Basta un abbraccio e i danni maggiori, quelli della diffidenza e talvolta dell’irrazionale intolleranza, provocati dal virus sono vinti. Capita a Prato, in una scuola, dove #viralicontroilvirus è l’hashtag scelto dagli studenti per dire e per fare la loro. E per mandare il loro messaggio in giro per la città e il mondo intero.

Capita all’Ites Paolo Dagomari. Foto di abbracci fra italiani, cinesi e tutti gli sltri studenti, di varia origine e spesso nati a Prato, sono affidati al web e all’hashtag scelto per vincere il pregiudizio. La campagna #viralicontroilvirus è presente da oggi su Instagram, grazie agli studenti dell’Istituto tecnico e professionale. L’intenzione – e la denuncia – è far sì che si evitino d’ora in poi gli «gli episodi discriminatori che si sono verificati contro i cittadini cinesi in questi giorni in cui il nuovo coronavirus è il principale argomento di dibattito».

In particolare, l’hashtag #viralicontroilvirus è nato nell’ambito del progetto Quest For Feilong che vede alcuni allievi del Dagomari protagonisti di un cortometraggio dalle atmosfere fantasy che si propone di fare da ponte tra culture diverse. Parola chiave di questo progetto è ‘integrazione’, per questo i ragazzi e il team ora con l’allerta coronavirus hanno voluto lanciare un messaggio “semplice, diretto: una foto che ritrae persone che si abbracciano.

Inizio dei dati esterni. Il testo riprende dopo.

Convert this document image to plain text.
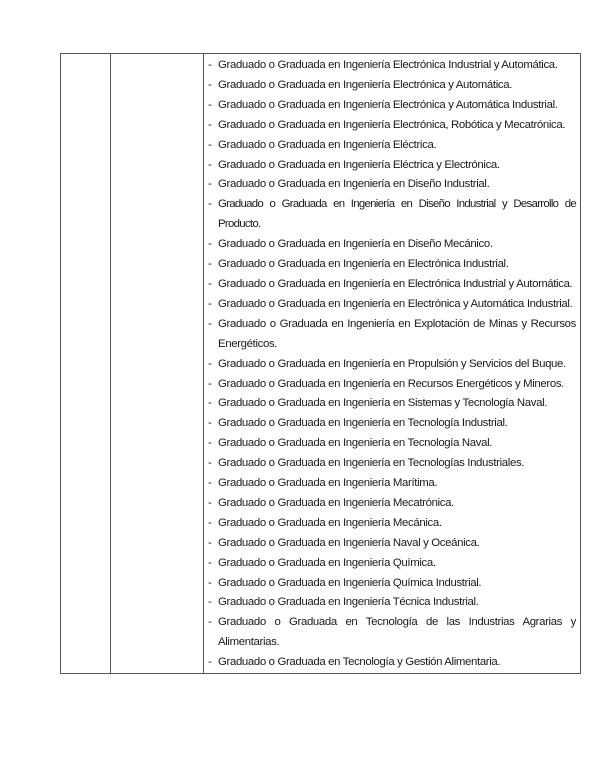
- Graduado o Graduada en Ingeniería Electrónica Industrial y Automática.
- Graduado o Graduada en Ingeniería Electrónica y Automática.
- Graduado o Graduada en Ingeniería Electrónica y Automática Industrial.
- Graduado o Graduada en Ingeniería Electrónica, Robótica y Mecatrónica.
- Graduado o Graduada en Ingeniería Eléctrica.
- Graduado o Graduada en Ingeniería Eléctrica y Electrónica.
- Graduado o Graduada en Ingeniería en Diseño Industrial.
- Graduado o Graduada en Ingeniería en Diseño Industrial y Desarrollo de Producto.
- Graduado o Graduada en Ingeniería en Diseño Mecánico.
- Graduado o Graduada en Ingeniería en Electrónica Industrial.
- Graduado o Graduada en Ingeniería en Electrónica Industrial y Automática.
- Graduado o Graduada en Ingeniería en Electrónica y Automática Industrial.
- Graduado o Graduada en Ingeniería en Explotación de Minas y Recursos Energéticos.
- Graduado o Graduada en Ingeniería en Propulsión y Servicios del Buque.
- Graduado o Graduada en Ingeniería en Recursos Energéticos y Mineros.
- Graduado o Graduada en Ingeniería en Sistemas y Tecnología Naval.
- Graduado o Graduada en Ingeniería en Tecnología Industrial.
- Graduado o Graduada en Ingeniería en Tecnología Naval.
- Graduado o Graduada en Ingeniería en Tecnologías Industriales.
- Graduado o Graduada en Ingeniería Marítima.
- Graduado o Graduada en Ingeniería Mecatrónica.
- Graduado o Graduada en Ingeniería Mecánica.
- Graduado o Graduada en Ingeniería Naval y Oceánica.
- Graduado o Graduada en Ingeniería Química.
- Graduado o Graduada en Ingeniería Química Industrial.
- Graduado o Graduada en Ingeniería Técnica Industrial.
- Graduado o Graduada en Tecnología de las Industrias Agrarias y Alimentarias.
- Graduado o Graduada en Tecnología y Gestión Alimentaria.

La vicenda vede protagonisti un gruppo di adolescenti appartenenti a varie culture e si svolge principalmente nella Chinatown di Prato. Una storia ambientata ai giorni nostri dove il vissuto di un gruppo di ‘bulli’ e di ‘bullizzati’ s’intreccia con un’antica leggenda cinese incentrata sul misterioso personaggio di Feilong, diventando l’occasione per riscoprire le radici di una cultura millenaria con le sue credenze. Tra prìncipi perduti, antiche maledizioni e prove da superare c’è spazio per parlare d’integrazione e di amicizia.

Prendere parte alla campagna è semplice. Basta postare su Instagram una foto con l’hashtag #viralicontroilvirus che mostri «un abbraccio, un selfie, un’immagine significativa capace di stemperare la tensione e allontanare lo spauracchio della diffidenza nei confronti dei cittadini cinesi».